The obesity epidemic is much in the news these days. The list of health issues related to being overweight is long, and admonitions to watch what we eat and to exercise regularly and stay active abound.
But it’s not just people that can be affected adversely by being overweight. Databases can suffer as well. Clogged up with inactive data, burdened by over-indexing, gorging on disk space, crippled by poor architecture, they are at-risk for many ailments, from mere poor performance to outright collapse.
Over-indexing is a problem I see quite often: multiple indexes with the same lead key, multiple covering indexes, indexes on columns with poor selectivity, indexes on columns that seldom appear in predicates, and so on. Indexes aren’t cheap: they cost time and money to maintain, they slow down write operations, they can lead to frequent deadlocks. There are plenty of scripts out there to show index usage statistics: you should be running these periodically, and marking those indexes with few or no seeks for possible elimination. Be chary, though: a high number of user scans doesn’t necessarily mean an inefficient index: there are full scans and range scans, and the stats don’t distinguish between the two. But the stats can indicate which indexes need to be watched. Querying for the key columns and includes is useful also: multiple indexes with the same lead in the key are good candidates for consolidation, even if it means a large number of includes.
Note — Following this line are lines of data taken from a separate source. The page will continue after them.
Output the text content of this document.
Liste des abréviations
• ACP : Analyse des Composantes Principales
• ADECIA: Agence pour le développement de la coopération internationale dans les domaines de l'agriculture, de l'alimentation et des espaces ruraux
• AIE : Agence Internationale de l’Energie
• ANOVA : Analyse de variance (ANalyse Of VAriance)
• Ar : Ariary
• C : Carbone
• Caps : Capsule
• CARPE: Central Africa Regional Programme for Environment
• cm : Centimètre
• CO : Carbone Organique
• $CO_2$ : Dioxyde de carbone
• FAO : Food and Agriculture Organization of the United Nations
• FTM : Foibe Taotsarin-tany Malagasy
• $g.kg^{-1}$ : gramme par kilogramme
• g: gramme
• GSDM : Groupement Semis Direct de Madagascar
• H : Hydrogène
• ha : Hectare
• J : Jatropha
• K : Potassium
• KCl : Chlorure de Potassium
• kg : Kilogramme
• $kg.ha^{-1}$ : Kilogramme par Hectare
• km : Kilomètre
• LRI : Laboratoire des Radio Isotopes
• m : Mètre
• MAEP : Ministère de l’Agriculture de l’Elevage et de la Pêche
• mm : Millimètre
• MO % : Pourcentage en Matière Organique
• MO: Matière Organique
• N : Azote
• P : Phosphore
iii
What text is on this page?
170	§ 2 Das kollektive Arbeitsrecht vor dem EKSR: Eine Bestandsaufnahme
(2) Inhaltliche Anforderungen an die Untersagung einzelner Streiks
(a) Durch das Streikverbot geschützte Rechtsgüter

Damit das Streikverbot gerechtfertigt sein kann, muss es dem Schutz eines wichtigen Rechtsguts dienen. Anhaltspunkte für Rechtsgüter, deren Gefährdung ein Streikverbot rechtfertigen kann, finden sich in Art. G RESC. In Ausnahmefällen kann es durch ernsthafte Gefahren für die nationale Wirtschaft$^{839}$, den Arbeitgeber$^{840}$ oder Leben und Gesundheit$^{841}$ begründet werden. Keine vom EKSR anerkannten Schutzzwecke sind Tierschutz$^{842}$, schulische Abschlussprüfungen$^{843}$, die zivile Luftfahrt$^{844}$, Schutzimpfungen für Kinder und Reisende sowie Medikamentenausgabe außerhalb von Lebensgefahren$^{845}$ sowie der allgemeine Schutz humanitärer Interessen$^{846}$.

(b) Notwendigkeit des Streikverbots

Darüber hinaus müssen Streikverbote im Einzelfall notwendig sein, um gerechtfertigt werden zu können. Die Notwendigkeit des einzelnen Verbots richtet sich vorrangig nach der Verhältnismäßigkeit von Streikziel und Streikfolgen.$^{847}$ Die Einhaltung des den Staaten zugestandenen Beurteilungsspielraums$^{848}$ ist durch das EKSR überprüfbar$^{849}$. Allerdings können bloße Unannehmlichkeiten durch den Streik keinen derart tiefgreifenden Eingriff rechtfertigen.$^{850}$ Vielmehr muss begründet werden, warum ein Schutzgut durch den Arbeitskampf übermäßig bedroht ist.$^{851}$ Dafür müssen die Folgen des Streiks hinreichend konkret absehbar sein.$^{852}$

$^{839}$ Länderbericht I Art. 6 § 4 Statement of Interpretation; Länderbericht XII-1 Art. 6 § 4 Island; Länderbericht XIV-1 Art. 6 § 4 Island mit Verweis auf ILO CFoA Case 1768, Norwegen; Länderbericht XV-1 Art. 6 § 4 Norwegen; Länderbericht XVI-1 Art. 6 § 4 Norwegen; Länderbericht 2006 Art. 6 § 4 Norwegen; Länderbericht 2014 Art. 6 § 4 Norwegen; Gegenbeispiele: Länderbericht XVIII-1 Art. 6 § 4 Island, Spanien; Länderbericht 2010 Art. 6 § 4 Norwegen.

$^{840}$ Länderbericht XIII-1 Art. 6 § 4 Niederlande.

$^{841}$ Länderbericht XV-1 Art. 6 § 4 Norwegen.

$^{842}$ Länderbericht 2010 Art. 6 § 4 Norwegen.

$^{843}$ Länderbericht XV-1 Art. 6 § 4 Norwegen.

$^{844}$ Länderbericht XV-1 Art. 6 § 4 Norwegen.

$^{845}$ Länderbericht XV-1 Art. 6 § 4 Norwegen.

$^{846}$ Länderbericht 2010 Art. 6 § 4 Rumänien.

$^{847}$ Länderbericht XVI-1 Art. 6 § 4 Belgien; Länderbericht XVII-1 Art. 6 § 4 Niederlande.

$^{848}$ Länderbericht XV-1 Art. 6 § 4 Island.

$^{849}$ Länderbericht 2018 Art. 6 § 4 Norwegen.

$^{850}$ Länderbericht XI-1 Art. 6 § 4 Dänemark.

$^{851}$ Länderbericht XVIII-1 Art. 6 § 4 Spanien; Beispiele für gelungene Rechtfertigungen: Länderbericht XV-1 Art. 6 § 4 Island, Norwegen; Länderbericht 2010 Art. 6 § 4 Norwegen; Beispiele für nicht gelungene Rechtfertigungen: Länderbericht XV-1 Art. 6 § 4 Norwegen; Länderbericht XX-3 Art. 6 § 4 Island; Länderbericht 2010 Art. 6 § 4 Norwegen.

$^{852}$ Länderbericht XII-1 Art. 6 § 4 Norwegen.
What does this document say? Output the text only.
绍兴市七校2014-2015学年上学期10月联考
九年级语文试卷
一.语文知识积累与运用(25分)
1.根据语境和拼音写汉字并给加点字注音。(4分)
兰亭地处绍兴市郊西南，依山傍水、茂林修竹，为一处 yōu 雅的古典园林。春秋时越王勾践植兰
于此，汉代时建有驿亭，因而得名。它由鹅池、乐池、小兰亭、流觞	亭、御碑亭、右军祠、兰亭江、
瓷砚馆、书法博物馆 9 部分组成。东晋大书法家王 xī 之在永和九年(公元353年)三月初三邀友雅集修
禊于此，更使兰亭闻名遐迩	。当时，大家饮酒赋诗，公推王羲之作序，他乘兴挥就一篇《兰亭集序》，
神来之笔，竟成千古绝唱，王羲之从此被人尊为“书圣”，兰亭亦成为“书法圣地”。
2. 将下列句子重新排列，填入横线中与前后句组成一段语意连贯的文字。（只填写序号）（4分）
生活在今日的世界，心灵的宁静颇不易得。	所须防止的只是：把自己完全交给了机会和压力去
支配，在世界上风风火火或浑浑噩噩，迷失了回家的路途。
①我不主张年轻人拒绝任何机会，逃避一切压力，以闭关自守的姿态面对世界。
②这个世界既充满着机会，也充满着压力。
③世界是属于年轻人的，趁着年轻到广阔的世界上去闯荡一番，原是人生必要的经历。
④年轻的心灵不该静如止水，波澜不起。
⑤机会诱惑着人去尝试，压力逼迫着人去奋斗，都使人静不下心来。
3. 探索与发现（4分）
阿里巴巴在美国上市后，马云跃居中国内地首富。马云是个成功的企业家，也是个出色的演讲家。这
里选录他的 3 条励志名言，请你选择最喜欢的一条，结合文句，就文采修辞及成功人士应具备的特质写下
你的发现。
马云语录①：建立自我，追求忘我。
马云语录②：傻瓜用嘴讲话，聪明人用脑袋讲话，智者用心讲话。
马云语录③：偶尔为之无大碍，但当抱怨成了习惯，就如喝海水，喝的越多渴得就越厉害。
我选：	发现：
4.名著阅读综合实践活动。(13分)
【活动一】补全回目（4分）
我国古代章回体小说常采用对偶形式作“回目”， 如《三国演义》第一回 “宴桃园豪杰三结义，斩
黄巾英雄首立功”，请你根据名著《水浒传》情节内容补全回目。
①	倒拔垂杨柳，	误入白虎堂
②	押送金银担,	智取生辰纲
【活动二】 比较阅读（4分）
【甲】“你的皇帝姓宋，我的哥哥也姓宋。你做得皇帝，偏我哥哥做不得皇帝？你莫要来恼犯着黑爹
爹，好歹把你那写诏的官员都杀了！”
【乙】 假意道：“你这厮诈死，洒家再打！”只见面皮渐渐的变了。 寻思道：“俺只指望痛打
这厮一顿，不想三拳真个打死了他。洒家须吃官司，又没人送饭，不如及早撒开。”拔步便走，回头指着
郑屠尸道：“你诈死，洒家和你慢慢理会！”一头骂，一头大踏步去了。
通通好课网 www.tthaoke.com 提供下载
The other major contributor to database obesity is too much inactive data. Imagine if, every time you went to the grocery, you brought with you not just the current grocery list, but every grocery list you had ever written. That’s a lot of grocery lists, and more to the point, a lot of dead weight. The same is true for data that is no longer being actively processed. Certainly, you will retain data for various reasons: client obligations, regulatory requirements, and the like: but data that isn’t in active play can be moved to archives, still accessible and reportable, but no longer swelling the size of indexes and skewing statistics. And at some point, when retention requirements have been satisfied, and the data has outlived its usefulness, it ought to be purged outright.
Both these problems can be exacerbated by poor design. Improper clustering on subordinate tables is the main culprit here. Lookups are expensive: if the subordinate table is queried primarily in a join with the primary table, then it ought to be ordered on the key of the primary table, in conjunction with its own non-clustered key. Not following this principle leads to over-indexing, as developers try to work around the bottleneck and find a way to improve performance.
If your database is overweight and out-of-shape, be prepared to embrace the “no pain, no gain” mantra. Cut down on unneeded indexes, archive or purge unnecessary data, refactor architecture to promote healthy joins. It won’t be easy: losing weight seldom is: but in the long term you’ll have a healthy, vital database that will scale well and keep running smoothly for years to come.